L’associazione promotrice, nata nel 2011, si propone come obiettivo la promozione della cultura e nello specifico pone maggiore attenzione alle tematiche legate al femminile, ambito su cui si focalizza anche il percorso sul tema della salute mentale.

Lento e persecutorio
è il travaglio
di questa mia irreparabile colpa
di questa mia inappellabile condanna.

M. Todero, Internamento, in La poetica della follia, s.e., 2005.

Le. 180 etichette del sé

Le. 180 prende il nome dalla legge che ha permesso la chiusura dei manicomi, entrata in vigore nel 1978 e più conosciuta come legge Basaglia – dal nome del suo ideatore, lo psichiatra Franco Basaglia. Questa legge ha inoltre contribuito all’abbattimento di molte barriere discriminatorie nei confronti delle malattie mentali e ha permesso di mettere il benessere delle persone malate al primo posto. La sua approvazione, infatti, è stata molto importante per dare dignità a queste persone, che precedentemente venivano allontanate dalle famiglie, internate, ostracizzate dalla società e abbandonate. La legge è rimasta in vigore fino all’istituzione, avvenuta pochi mesi dopo, del Servizio Sanitario Nazionale. Le etichette, citate anch’esse nella denominazione della rassegna, sono invece quelle rimaste anche dopo l’approvazione della legge; quelle di cui è permeata ancora oggi la società nei confronti dei pazienti dei Centri di salute mentale, soprattutto per quanto riguarda le donne, considerate pazze, folli e temibili fin dai tempi della caccia alle streghe.

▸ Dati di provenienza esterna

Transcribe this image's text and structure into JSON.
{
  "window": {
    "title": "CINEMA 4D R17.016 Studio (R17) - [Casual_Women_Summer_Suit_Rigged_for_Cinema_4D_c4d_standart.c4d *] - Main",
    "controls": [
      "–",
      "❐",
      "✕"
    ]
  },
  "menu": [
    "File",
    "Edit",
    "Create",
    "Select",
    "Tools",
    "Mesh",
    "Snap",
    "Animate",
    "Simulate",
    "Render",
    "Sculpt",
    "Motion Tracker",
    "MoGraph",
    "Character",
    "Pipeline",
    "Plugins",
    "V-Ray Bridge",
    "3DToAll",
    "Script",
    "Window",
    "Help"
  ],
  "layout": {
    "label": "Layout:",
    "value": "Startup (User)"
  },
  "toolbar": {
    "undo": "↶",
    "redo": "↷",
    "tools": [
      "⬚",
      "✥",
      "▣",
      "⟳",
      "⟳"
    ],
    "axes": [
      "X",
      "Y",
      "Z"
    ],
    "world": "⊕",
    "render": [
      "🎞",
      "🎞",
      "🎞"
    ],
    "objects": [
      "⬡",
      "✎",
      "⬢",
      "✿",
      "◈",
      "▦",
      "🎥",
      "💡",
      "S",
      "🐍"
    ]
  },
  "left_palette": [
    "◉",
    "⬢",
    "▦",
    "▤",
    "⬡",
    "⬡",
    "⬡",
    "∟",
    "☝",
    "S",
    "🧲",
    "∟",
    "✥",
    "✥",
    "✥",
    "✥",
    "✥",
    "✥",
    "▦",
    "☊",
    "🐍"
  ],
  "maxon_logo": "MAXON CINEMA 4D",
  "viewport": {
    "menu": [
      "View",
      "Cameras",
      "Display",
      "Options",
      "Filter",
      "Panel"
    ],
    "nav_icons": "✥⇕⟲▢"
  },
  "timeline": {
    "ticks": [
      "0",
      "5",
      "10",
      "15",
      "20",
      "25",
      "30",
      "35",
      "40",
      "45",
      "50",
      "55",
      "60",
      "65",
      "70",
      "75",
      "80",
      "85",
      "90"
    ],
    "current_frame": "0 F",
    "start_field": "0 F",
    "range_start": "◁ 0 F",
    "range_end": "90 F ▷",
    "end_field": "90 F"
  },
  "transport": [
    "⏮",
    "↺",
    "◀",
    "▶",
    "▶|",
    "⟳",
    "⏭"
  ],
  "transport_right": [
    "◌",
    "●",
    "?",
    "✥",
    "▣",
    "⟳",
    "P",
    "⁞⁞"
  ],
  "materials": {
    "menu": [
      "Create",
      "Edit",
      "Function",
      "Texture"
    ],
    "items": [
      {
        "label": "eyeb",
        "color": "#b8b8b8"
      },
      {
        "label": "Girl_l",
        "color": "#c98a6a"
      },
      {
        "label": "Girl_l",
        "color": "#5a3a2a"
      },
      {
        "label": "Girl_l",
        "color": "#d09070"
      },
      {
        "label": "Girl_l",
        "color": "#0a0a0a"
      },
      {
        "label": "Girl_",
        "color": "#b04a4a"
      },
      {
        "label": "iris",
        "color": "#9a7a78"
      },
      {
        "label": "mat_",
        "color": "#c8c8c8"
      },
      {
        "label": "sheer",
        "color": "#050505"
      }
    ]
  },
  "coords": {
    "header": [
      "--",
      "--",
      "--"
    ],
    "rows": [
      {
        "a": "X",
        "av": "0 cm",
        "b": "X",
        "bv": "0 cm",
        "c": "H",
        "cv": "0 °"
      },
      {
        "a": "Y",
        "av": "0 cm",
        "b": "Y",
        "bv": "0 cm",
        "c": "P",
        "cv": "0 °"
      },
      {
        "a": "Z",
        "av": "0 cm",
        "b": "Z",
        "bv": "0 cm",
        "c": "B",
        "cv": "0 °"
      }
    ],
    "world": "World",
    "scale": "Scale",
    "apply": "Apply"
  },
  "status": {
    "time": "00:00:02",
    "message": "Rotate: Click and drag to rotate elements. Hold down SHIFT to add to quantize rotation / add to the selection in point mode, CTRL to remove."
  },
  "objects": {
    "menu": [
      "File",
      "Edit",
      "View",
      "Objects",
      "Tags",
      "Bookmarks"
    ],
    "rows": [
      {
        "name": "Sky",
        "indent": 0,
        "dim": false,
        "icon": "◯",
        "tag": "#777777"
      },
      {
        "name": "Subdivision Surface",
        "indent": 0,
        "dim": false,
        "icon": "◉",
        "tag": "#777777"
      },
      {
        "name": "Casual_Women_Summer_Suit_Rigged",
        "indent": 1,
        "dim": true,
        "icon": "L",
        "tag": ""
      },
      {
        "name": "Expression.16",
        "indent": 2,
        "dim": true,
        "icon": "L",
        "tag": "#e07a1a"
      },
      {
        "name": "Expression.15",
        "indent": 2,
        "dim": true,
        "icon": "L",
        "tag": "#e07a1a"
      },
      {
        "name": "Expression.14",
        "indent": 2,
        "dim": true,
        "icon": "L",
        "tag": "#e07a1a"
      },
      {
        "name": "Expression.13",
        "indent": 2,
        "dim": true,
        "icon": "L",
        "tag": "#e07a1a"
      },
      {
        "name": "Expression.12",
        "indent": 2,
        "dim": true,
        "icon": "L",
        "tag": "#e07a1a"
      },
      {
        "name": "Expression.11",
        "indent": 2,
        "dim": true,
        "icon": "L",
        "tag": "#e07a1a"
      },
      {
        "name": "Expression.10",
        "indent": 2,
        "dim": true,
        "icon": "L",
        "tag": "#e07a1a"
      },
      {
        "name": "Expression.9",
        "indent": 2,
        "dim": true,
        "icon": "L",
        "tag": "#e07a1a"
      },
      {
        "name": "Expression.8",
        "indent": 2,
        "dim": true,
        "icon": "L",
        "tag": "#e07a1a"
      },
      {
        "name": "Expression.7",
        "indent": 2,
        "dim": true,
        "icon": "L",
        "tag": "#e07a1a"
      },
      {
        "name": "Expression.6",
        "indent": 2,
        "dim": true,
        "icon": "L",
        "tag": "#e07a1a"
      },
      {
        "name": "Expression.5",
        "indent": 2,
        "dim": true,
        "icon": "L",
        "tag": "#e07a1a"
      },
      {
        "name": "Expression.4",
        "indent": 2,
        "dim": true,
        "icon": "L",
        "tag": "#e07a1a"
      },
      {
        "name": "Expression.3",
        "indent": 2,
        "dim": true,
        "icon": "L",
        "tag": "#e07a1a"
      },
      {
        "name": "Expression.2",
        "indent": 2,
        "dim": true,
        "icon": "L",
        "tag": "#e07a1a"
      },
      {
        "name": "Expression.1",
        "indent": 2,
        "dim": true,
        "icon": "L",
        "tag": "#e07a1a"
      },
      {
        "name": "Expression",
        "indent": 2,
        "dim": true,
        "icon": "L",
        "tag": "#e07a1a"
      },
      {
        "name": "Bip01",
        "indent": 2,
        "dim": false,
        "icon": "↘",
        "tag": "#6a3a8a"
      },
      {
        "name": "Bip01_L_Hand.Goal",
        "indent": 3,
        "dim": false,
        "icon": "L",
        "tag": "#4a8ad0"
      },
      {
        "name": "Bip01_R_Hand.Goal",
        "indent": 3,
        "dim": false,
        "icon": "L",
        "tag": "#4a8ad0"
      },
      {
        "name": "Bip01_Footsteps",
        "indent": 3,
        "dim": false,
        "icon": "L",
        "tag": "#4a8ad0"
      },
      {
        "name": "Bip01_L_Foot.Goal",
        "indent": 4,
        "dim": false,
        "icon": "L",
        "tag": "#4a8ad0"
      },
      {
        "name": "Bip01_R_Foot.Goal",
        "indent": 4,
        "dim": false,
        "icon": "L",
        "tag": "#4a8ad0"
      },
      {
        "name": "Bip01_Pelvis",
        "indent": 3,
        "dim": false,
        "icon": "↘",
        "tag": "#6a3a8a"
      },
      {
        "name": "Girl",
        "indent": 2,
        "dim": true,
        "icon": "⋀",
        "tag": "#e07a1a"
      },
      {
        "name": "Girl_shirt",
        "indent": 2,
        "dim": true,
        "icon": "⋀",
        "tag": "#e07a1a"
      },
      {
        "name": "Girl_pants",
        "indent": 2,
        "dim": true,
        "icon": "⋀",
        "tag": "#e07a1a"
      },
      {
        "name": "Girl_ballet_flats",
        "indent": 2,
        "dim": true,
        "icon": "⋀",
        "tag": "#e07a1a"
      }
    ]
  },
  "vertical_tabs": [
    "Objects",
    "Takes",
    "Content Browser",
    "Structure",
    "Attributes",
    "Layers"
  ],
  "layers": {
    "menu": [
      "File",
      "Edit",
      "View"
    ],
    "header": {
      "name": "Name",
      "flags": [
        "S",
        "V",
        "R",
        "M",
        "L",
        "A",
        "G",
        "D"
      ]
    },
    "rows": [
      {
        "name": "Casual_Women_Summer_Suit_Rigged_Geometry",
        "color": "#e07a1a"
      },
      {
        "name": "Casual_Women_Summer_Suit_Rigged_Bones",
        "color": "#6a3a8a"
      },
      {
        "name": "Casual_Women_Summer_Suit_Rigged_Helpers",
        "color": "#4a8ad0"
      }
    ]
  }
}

La rassegna Le. 180 etichette del sé nasce proprio come un percorso, che andando a toccare tutte le arti, cerca di rivedere le etichette e i pregiudizi ancora oggi assegnati a chi soffre di malattie psichiatriche. Un concetto che è stato appoggiato e sostenuto da molte persone, e che richiama l’attenzione sulla possibilità di valorizzare la diversità come risorsa.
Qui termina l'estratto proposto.